[proofplan]
The natural numbers are being used as an inductive type with constructors $0$ and $S$. The proof is therefore the dependent eliminator for that inductive type: to define a term in the family $P(n)$ for arbitrary $n:\mathbb{N}_0$, it suffices to give the base term at $0$ and a successor step taking a proof at $n$ to a proof at $S(n)$. The two displayed computation rules are exactly the beta rules for this eliminator at the two constructors.
[/proofplan]
[step:Invoke the dependent eliminator for the inductive type $\mathbb{N}_0$]
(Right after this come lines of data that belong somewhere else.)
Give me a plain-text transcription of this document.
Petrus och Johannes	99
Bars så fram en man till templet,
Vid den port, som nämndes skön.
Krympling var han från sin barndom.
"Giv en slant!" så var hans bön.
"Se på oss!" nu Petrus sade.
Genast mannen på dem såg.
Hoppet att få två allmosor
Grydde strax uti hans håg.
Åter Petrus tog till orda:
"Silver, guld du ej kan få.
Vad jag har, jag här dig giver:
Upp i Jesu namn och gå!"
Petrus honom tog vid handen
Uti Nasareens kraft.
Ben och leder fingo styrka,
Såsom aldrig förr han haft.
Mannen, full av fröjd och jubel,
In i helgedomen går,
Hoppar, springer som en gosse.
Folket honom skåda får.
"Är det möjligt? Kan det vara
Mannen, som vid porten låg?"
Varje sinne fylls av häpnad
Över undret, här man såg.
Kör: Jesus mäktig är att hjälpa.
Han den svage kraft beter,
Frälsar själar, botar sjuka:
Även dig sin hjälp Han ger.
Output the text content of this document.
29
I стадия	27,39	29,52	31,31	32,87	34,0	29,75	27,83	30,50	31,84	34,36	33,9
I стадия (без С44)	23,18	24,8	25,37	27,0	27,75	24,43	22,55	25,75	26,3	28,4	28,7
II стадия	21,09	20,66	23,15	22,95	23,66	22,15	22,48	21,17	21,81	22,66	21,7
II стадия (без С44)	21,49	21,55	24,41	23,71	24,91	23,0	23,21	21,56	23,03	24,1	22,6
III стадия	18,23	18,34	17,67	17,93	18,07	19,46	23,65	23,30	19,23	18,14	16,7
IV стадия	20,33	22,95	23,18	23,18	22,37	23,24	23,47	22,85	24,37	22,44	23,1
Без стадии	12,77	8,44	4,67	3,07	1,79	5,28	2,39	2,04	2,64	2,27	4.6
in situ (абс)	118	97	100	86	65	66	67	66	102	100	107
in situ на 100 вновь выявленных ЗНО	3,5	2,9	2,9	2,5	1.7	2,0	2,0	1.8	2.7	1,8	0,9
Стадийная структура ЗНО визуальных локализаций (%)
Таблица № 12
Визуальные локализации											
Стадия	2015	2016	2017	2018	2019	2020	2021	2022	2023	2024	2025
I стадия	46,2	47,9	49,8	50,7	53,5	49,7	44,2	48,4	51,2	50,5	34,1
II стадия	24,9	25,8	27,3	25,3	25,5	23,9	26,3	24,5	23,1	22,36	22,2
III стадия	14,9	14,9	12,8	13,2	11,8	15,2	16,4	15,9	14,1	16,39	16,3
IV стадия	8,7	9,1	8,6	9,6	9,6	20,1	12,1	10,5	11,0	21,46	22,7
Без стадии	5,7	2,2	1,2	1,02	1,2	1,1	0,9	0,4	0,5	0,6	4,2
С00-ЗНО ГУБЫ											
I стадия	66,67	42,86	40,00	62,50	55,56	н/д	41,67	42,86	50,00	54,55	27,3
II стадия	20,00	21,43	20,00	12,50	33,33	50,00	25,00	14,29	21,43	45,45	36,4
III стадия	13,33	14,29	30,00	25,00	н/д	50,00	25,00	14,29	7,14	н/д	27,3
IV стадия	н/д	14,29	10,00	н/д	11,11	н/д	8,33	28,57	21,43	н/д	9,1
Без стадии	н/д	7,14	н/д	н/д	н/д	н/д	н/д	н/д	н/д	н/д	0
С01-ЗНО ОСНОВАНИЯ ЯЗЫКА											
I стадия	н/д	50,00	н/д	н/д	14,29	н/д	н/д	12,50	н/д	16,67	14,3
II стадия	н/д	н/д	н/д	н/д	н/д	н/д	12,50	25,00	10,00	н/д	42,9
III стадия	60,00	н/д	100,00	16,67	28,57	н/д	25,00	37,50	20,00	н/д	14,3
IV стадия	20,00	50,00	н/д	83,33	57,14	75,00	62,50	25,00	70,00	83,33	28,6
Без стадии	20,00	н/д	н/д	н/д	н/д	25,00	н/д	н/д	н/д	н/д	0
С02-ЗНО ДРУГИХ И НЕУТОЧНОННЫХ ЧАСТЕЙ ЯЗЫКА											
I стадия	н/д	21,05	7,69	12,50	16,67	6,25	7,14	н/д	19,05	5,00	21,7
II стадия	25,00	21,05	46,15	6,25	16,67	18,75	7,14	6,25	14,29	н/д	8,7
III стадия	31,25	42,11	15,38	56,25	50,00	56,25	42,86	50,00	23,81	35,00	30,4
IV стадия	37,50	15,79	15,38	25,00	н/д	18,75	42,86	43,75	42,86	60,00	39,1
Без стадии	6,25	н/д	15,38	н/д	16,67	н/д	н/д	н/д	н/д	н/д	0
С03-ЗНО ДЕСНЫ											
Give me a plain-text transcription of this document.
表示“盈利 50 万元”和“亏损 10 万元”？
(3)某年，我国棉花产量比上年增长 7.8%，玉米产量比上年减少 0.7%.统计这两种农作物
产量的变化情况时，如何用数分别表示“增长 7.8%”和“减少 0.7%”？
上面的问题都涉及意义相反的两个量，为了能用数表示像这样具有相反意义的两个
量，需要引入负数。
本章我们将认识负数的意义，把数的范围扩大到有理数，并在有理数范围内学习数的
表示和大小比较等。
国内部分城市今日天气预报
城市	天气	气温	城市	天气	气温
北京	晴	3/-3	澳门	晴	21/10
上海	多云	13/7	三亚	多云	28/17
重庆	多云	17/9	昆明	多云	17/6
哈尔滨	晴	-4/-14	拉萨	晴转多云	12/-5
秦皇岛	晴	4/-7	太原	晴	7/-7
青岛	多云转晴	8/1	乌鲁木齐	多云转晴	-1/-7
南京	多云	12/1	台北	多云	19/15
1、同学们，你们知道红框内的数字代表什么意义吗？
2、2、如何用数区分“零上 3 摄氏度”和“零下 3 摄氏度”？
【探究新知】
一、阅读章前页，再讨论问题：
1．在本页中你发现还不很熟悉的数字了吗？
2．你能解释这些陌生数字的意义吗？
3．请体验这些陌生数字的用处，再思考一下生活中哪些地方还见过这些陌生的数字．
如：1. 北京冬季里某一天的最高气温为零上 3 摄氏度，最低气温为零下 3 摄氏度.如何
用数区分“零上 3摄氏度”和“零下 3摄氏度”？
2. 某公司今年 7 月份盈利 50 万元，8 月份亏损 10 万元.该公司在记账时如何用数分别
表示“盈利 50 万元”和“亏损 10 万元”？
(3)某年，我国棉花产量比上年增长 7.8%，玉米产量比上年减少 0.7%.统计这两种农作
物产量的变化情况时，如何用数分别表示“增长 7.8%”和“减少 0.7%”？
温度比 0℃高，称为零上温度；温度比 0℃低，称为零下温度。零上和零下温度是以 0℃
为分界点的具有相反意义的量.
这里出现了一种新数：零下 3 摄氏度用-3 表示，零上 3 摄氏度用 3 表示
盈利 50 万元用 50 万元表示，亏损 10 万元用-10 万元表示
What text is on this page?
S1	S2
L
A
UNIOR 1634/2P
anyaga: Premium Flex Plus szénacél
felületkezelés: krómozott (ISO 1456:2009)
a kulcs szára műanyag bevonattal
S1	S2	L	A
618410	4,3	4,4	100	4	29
Fix a universe $\mathcal U$, a type family $P:\mathbb{N}_0\to\mathcal U$, a base term $p_0:P(0)$, and a dependent step function
\begin{align*}
p_S:\prod_{n:\mathbb{N}_0} P(n)\to P(S(n)).
\end{align*}
Since $\mathbb{N}_0$ is assumed to be the inductive type generated by $0$ and $S$, its dependent elimination rule applies to the motive $P$, the base branch $p_0$, and the successor branch $p_S$. It yields a dependent function
\begin{align*}
\operatorname{ind}_{\mathbb{N}_0}(P,p_0,p_S):\prod_{n:\mathbb{N}_0} P(n).
\end{align*}
[guided]
We must construct, for each [natural number](/page/Natural%20Number) $n:\mathbb{N}_0$, a term of the type $P(n)$. Because the target type depends on $n$, this is not ordinary recursion into a fixed type; it is dependent elimination with motive
\begin{align*}
P:\mathbb{N}_0\to\mathcal U.
\end{align*}
The data required by the dependent eliminator are exactly the two pieces given in the statement. First, the base constructor $0:\mathbb{N}_0$ must be assigned a term of the fiber over $0$, and this is
\begin{align*}
p_0:P(0).
\end{align*}
Second, for a successor $S(n)$, the eliminator may assume that the desired term has already been constructed in the previous fiber $P(n)$. The step datum is therefore a dependent function
\begin{align*}
p_S:\prod_{n:\mathbb{N}_0} P(n)\to P(S(n)).
\end{align*}
For each $n:\mathbb{N}_0$, this means $p_S(n)$ is a function from $P(n)$ to $P(S(n))$. Applying the dependent elimination rule for the inductive type $\mathbb{N}_0$ to the motive $P$, the base branch $p_0$, and the successor branch $p_S$ gives a dependent function
\begin{align*}
\operatorname{ind}_{\mathbb{N}_0}(P,p_0,p_S):\prod_{n:\mathbb{N}_0} P(n).
\end{align*}
This is the formal expression of induction: once a term is supplied at $0$, and once terms can be transported from the fiber over $n$ to the fiber over $S(n)$, the eliminator supplies a term in every fiber $P(n)$.
[/guided]
[/step]
[step:Verify the computation rule at the base constructor]
The first computation rule for the dependent eliminator of $\mathbb{N}_0$ states that evaluating the eliminator at the constructor $0$ returns the base branch. Hence
\begin{align*}
\operatorname{ind}_{\mathbb{N}_0}(P,p_0,p_S)(0)\equiv p_0.
\end{align*}
Both sides have type $P(0)$, so the displayed definitional equality is well typed.
[/step]
[step:Verify the computation rule at successor constructors]
Let $n:\mathbb{N}_0$ be arbitrary. The second computation rule for the dependent eliminator of $\mathbb{N}_0$ states that evaluating the eliminator at the constructor $S(n)$ returns the successor branch applied to $n$ and to the recursively produced term at $n$. Therefore
\begin{align*}
\operatorname{ind}_{\mathbb{N}_0}(P,p_0,p_S)(S(n))\equiv p_S(n)(\operatorname{ind}_{\mathbb{N}_0}(P,p_0,p_S)(n)).
\end{align*}
The right-hand side is well typed: the eliminator gives
\begin{align*}
\operatorname{ind}_{\mathbb{N}_0}(P,p_0,p_S)(n):P(n),
\end{align*}
and $p_S(n):P(n)\to P(S(n))$, so its application has type $P(S(n))$. This is the same type as the left-hand side.
[/step]
[step:Conclude the dependent induction principle]
The construction supplies a dependent function
\begin{align*}
\operatorname{ind}_{\mathbb{N}_0}(P,p_0,p_S):\prod_{n:\mathbb{N}_0} P(n)
\end{align*}
and the preceding two steps establish its computation rules at $0$ and at every successor $S(n)$. Since $P$, $p_0$, and $p_S$ were arbitrary, this proves the induction principle for natural numbers.
[/step]